To finally phrase this in the standard language of homological algebra, you can define de Rham cohomology as the cohomology of the chain complex $(\Omega^k(U), d)$ where $\Omega^k(U)$ is the set of $k$-forms on $U$ and $d$ is the exterior derivative.
It seems that this could be explained to anybody who has studied multivariable calculus. It has the advantage that computing some basic examples of cohomology groups requires one to think only about some calculus, nothing hard to visualize.
Solution 2:
For simplicial/cellular cohomology, one way to think of it is in terms of dual cell structures: if $a_1,a_2,\dotsc$ are your $k$-simplices or $k$-cells, then they generate the $k$th chain group, and the $k$th cochain group is generated by their duals $\alpha_1,\alpha_2,\dotsc$, where $\alpha_i(a_j)=\delta_{ij}$. You can then draw a dual cell structure which has an $n-k$-cell for every $k$-cell in your original space, with each cell representing a cochain, and with that cochain sending the chains it intersects to $1$ and the rest to $0$ (and extending linearly). So if your space is a surface, you put a vertex inside every face, draw an edge between two of those vertices if there's an edge between the corresponding faces, and add a face between a set of edges if the dual edges all intersect in a vertex.

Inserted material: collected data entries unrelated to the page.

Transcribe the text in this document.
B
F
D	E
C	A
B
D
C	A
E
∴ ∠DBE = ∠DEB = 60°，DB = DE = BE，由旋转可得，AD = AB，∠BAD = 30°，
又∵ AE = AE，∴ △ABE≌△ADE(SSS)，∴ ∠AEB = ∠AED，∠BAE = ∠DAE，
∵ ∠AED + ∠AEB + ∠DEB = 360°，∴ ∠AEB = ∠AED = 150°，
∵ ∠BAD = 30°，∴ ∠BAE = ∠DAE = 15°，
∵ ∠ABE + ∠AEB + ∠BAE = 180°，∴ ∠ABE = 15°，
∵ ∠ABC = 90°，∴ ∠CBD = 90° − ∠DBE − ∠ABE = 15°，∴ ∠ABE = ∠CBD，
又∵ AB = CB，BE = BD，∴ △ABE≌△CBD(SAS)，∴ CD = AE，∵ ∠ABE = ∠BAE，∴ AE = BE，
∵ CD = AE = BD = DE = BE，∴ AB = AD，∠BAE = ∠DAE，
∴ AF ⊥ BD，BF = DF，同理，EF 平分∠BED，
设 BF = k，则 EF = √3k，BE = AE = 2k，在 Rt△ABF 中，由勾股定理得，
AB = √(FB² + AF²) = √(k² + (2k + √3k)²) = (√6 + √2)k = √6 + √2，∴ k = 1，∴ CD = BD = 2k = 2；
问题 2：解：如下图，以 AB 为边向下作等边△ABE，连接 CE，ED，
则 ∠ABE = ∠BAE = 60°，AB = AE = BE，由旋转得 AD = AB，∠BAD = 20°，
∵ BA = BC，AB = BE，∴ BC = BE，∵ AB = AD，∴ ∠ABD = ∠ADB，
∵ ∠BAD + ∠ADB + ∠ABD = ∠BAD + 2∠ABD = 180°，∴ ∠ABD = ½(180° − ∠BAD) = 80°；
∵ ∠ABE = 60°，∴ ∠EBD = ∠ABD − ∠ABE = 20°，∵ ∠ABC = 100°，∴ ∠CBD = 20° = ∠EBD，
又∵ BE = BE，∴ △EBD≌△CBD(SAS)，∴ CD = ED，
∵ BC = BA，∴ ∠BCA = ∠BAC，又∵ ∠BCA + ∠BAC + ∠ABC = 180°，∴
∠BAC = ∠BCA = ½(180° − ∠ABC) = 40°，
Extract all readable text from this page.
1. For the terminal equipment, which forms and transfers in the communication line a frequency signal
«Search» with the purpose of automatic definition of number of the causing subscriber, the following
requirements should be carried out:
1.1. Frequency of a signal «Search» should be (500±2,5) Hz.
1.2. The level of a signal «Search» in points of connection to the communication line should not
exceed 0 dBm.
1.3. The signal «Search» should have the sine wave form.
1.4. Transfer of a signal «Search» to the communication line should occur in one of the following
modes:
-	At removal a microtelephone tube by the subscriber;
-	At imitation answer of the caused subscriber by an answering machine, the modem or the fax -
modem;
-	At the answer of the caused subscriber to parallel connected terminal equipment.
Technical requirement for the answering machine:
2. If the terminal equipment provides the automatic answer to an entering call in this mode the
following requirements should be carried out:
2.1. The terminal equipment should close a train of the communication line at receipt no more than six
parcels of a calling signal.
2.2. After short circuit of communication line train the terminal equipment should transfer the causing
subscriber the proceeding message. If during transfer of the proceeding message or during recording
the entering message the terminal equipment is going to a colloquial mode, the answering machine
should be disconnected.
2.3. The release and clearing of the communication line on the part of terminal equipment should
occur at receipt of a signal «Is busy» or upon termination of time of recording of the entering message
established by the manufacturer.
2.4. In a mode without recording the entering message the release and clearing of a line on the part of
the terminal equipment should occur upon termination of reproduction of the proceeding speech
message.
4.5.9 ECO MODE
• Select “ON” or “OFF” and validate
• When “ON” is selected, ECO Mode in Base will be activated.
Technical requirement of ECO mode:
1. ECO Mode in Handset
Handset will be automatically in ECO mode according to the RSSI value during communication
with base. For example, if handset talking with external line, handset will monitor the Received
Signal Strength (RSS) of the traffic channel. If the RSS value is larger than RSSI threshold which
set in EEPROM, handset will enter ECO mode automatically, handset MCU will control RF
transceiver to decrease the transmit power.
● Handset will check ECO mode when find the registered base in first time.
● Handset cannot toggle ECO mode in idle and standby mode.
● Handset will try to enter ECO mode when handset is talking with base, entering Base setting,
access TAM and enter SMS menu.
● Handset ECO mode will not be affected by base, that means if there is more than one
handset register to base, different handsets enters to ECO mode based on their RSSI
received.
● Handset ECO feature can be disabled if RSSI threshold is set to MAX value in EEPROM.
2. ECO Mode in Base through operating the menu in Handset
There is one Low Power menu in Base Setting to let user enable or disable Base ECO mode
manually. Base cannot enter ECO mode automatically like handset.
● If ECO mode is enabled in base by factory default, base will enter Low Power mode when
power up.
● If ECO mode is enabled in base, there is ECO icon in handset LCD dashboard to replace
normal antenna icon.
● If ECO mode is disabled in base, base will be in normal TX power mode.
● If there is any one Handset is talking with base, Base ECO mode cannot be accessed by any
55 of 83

Then the homology of the new cell structure is the cohomology of the original structure. With field coefficients on a manifold, at least. But it does allow you to visualize, for example, the coboundary map: in the case of our surface, it sends $C^1$ to $C^2$, but $C^2$ "looks 0-dimensional", and so the coboundary map "looks like a boundary map," which is something your students are hopefully familiar with.
Also, if you do it with Platonic polyhedra, you get other Platonic polyhedra. A cube becomes an octahedron, etc. Of course, they all have the same (co)homology but they have different (co)chain groups so they're nice trivial examples, and more interesting than just an arbitrary sphere.

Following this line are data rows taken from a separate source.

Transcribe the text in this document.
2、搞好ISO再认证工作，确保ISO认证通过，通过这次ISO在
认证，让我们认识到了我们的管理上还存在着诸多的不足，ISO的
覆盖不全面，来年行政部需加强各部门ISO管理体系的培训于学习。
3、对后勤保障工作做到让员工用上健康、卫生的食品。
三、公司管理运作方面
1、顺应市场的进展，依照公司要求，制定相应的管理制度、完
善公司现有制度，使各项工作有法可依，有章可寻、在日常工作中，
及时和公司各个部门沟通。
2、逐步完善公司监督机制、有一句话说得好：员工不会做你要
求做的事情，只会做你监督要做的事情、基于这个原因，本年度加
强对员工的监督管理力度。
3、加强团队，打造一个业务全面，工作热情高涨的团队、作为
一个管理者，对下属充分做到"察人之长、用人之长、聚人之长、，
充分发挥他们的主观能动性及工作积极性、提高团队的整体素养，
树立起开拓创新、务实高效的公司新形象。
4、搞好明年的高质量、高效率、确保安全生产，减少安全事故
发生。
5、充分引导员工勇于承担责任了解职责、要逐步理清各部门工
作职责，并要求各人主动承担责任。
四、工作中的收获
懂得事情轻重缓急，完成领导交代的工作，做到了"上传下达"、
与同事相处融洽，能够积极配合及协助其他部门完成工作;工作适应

Hatcher goes over this very briefly in the beginning of his chapter on cohomology. He also gives a thing you can do with $\mathbb{Z}$ coefficients that's similar, though in this case you can run into torsion, so I don't know if it's as good an example.
The other thing you can do is just take the no-nonsense algebraic tack. We like cohomology because sometimes we want maps going the wrong direction. For example, its ring structure is easier to work with than homology's coalgebra structure (if your kids are familiar with homology, at this point you show them the coalgebra structure induced by the diagonal map and how it's hard to work with). And you get so much information for free just by knowing that certain maps are ring homomorphisms rather than graded abelian group homomorphisms. I can't think of a good example off the top of my head, but I know there is one.
Oh, I was taught de Rham cohomology before I even knew what homology ways. I think it's pretty easy to understand. That's another option.
Solution 3:
This is meant to be a comment below Zach Conn's answer, but for some reason I don't seem to have the option of commenting.
This is really the same answer -- in short, integrals can be viewed as cohomology classes -- but just to give a very concrete example:
Consider $\int_C \frac{dz}{z}$ where $C$ is a closed curve in the complex plane that misses the origin. If you think of $C$ as variable, then the value of the integral depends only on the homology class of $C$ in the punctured plane. (If $C$ represents $n$ times the usual homology generator, then the integral is $2\pi i n$.)
In other words $\int_{\cdot} \frac{dz}{z}$ is a linear functional on the homology, which is to say a cohomology class. Which is my point: it is often the case that "cohomology" equals "functionals on homology" (though not always, e.g. in the presence of torsion). So if one understands homology, then this can be a starting point.